Women's Leggings
How readers positioned 7 women's leggings products on the taste map.
By Andrew Burmon
1.
7/8 High-Waist Airlift Legging ($134) The only legging to breach upper-class territory at all, the Airlift reads as the choice of someone wealthy enough to buy premium athleisure but not discerning enough to distinguish between expense and elegance.
2.
Beyond Yoga Women's Spacedye Caught in The Midi ($97) Straddling the bohemian center with notable variability, Beyond Yoga reads as the choice of someone drawn to the mythology of artisanal wellness without quite believing in it.
3.
Athleta Interval Stash High Rise 7/8 Legging ($81.75) Nearly dead-center between discernment and money-signaling, Athleta reads as the choice of a pragmatist indifferent to cultural positioning—competent, earnest, utterly uncontroversial.
4.
Lululemon Wunder Train High-Rise Tight ($98) Firmly planted in nouveau riche soil despite its ubiquity, Lululemon reads as the choice of the woman who believes brand recognition equals taste—the yoga-class equivalent of a visible logo.
5.
SPANXshap Booty Boost Leggings Hovering between aspiration and self-awareness, Spanx reads as the choice of someone shrewd enough to understand body-shaping technology but not confident enough to own it without irony.
6.
Outdoor Voices Puddle Legging ($88) The highest-consensus bohemian option by far, Outdoor Voices reads as the choice of someone who believes in the brand's mythology of authentic movement and has the disposable income to sustain that belief.
7.
Aerie Hugger High Waisted Legging Lodged in nouveau riche lowlands with the widest x-axis disagreement, Aerie reads as the choice of a consumer caught between authenticity marketing and actual commercial pragmatism.
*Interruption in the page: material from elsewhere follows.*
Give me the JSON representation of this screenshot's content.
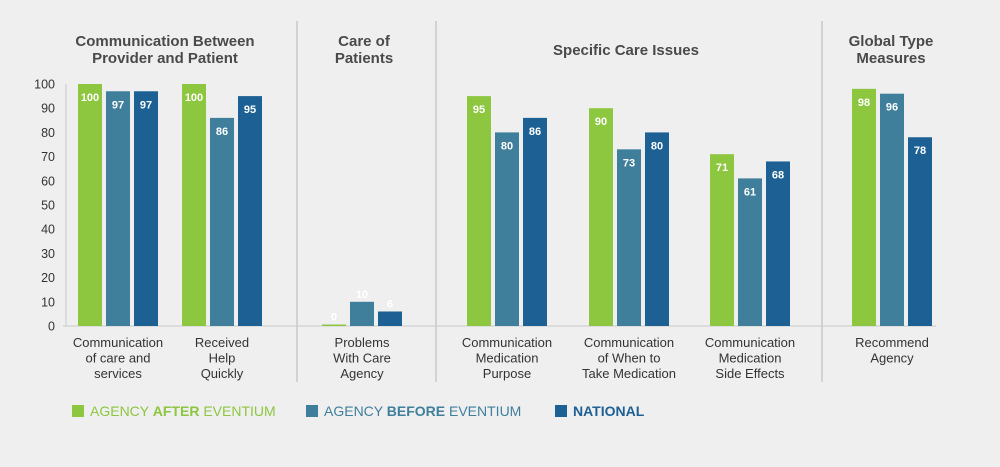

The leggings category reveals a market bifurcated less by price than by *semiotics*—a split between brands that signal bohemian ease (Outdoor Voices, Beyond Yoga, Athleta) and those that broadcast nouveau riche striving (Lululemon, Spanx, Aerie).
What's striking is the near-total absence of Old Money placement; no respondent positioned any legging as genuinely sophisticated or understated.
Even the highest-placed option, the Airlift Legging at 7/8-height, landed in Barbarian Rich territory—expensive, but not elegant.
The category itself may be irredeemably casual, or perhaps our respondents (average age 50+) harbor deep skepticism about athleisure's claims to refinement.
The demographic profile—affluent, largely 50–54, concentrated in coastal metros and tech—matters enormously here.
These are people with the income to own multiple pairs, yet they've consistently read leggings as a *compromise* category rather than a status vehicle.